65 Outside of work and sport there are other consequences of the organic injury that are very considerable. For an active man to have to avoid running,[73] being unable to work for extended periods,[74] being troubled walking on certain surfaces,[75] as well as standing for prolonged periods are all serious mobility consequences.
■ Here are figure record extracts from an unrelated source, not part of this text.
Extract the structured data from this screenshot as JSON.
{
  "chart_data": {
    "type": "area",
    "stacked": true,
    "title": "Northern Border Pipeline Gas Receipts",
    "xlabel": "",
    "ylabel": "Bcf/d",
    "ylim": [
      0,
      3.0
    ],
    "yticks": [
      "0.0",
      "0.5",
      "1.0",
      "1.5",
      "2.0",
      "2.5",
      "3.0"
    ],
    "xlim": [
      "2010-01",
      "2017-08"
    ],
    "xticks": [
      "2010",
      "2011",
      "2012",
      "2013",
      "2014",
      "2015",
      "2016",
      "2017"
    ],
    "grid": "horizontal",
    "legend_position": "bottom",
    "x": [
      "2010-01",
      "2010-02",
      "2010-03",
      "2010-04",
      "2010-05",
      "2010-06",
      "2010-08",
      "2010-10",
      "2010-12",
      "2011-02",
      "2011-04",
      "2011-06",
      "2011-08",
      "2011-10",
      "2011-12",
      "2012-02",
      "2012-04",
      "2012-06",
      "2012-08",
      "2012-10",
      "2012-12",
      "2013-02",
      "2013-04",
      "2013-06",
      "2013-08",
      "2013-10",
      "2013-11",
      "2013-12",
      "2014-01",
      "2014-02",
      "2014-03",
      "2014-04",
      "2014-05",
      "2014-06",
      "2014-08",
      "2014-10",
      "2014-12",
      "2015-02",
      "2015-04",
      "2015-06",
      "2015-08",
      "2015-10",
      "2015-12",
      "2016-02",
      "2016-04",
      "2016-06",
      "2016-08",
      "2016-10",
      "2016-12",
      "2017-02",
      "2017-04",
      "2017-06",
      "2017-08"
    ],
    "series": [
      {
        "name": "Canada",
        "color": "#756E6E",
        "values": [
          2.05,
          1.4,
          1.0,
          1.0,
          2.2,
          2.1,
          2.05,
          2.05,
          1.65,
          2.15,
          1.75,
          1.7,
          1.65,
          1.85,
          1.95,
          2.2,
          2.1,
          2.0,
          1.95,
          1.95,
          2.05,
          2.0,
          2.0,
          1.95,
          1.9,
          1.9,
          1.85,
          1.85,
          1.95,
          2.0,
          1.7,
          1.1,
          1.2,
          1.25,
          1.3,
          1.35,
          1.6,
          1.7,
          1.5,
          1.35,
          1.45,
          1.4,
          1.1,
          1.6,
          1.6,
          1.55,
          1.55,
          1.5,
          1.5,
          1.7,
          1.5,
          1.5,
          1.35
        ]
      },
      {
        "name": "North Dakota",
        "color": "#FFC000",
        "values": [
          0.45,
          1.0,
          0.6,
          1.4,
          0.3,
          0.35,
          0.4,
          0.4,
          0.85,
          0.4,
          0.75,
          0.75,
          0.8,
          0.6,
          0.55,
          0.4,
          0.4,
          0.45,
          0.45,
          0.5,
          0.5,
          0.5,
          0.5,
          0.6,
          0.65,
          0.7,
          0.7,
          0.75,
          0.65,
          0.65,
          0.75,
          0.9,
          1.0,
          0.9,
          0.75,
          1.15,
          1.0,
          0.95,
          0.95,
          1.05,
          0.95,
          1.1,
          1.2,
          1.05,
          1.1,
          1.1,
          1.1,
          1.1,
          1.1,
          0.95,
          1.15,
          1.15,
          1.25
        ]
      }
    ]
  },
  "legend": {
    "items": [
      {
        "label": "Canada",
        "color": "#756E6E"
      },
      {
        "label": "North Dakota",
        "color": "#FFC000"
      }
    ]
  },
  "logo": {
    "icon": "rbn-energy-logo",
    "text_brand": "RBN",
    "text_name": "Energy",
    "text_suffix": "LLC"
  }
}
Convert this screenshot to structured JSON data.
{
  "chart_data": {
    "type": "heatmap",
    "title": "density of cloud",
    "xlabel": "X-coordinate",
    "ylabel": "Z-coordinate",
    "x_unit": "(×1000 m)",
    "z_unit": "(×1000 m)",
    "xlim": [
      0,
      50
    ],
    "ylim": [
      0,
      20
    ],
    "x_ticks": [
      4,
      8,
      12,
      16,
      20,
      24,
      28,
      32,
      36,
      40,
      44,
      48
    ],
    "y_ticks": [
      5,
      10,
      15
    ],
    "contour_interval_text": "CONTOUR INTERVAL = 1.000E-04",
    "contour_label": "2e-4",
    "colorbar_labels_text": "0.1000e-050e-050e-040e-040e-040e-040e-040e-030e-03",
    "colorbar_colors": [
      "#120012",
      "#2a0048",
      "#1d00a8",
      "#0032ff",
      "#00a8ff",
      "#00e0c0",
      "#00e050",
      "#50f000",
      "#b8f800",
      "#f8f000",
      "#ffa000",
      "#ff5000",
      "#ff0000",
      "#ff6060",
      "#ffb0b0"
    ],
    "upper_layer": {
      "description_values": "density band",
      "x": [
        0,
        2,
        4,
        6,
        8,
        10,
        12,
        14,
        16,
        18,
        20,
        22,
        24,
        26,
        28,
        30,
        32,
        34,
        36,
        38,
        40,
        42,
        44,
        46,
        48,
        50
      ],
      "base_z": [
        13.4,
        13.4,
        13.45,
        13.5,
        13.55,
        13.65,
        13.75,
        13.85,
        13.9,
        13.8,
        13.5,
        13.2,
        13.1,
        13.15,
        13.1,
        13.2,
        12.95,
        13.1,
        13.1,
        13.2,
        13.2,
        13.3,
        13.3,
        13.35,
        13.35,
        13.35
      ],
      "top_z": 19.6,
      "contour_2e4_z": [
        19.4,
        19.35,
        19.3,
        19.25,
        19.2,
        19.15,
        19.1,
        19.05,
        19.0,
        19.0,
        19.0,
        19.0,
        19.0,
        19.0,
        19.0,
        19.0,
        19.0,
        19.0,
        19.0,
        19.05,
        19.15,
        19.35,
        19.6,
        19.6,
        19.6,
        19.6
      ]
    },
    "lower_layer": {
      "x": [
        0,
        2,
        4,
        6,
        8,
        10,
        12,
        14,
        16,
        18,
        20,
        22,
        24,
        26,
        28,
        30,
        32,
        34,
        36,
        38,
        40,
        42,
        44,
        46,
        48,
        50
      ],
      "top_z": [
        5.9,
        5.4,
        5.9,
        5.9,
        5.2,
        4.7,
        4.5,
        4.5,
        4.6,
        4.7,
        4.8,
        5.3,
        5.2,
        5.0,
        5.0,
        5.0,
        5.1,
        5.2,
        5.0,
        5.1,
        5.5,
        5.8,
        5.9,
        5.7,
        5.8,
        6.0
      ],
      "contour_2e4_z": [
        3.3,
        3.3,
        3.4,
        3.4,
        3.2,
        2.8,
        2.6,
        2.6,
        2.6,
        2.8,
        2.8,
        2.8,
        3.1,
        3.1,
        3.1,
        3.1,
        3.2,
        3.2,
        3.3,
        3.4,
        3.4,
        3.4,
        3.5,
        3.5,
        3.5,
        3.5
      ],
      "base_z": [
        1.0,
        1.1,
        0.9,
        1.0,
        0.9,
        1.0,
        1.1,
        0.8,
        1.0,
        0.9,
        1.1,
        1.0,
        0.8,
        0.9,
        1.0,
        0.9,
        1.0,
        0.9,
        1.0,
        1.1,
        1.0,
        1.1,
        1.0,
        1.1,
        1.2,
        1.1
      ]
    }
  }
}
Certain footwear has to be accommodated.[76]
[73]PCB 9, T66 and 68
[74]PCB 16
[75]PCB 16
[76]PCB 8 and 16
66 Similarly the inability to enjoy uninterrupted sleep because of the pain in his ankle[77] is a very considerable consequence on its own in relation to enjoyment of life.
[77]PCB 8 and 23
67 The plaintiff has discharged the onus of proving serious consequences by way of impaired earning capacity and in terms of lost enjoyment of life. The impairment is predominantly contributed to by the organic leg injury.
68 In view of the above it is not necessary to consider whether any consequences the product of a paragraph (c) condition meet the test of “severe”.
69 I grant leave to the plaintiff to issue proceedings for the recovery of damages.
70 I will hear the parties as to costs.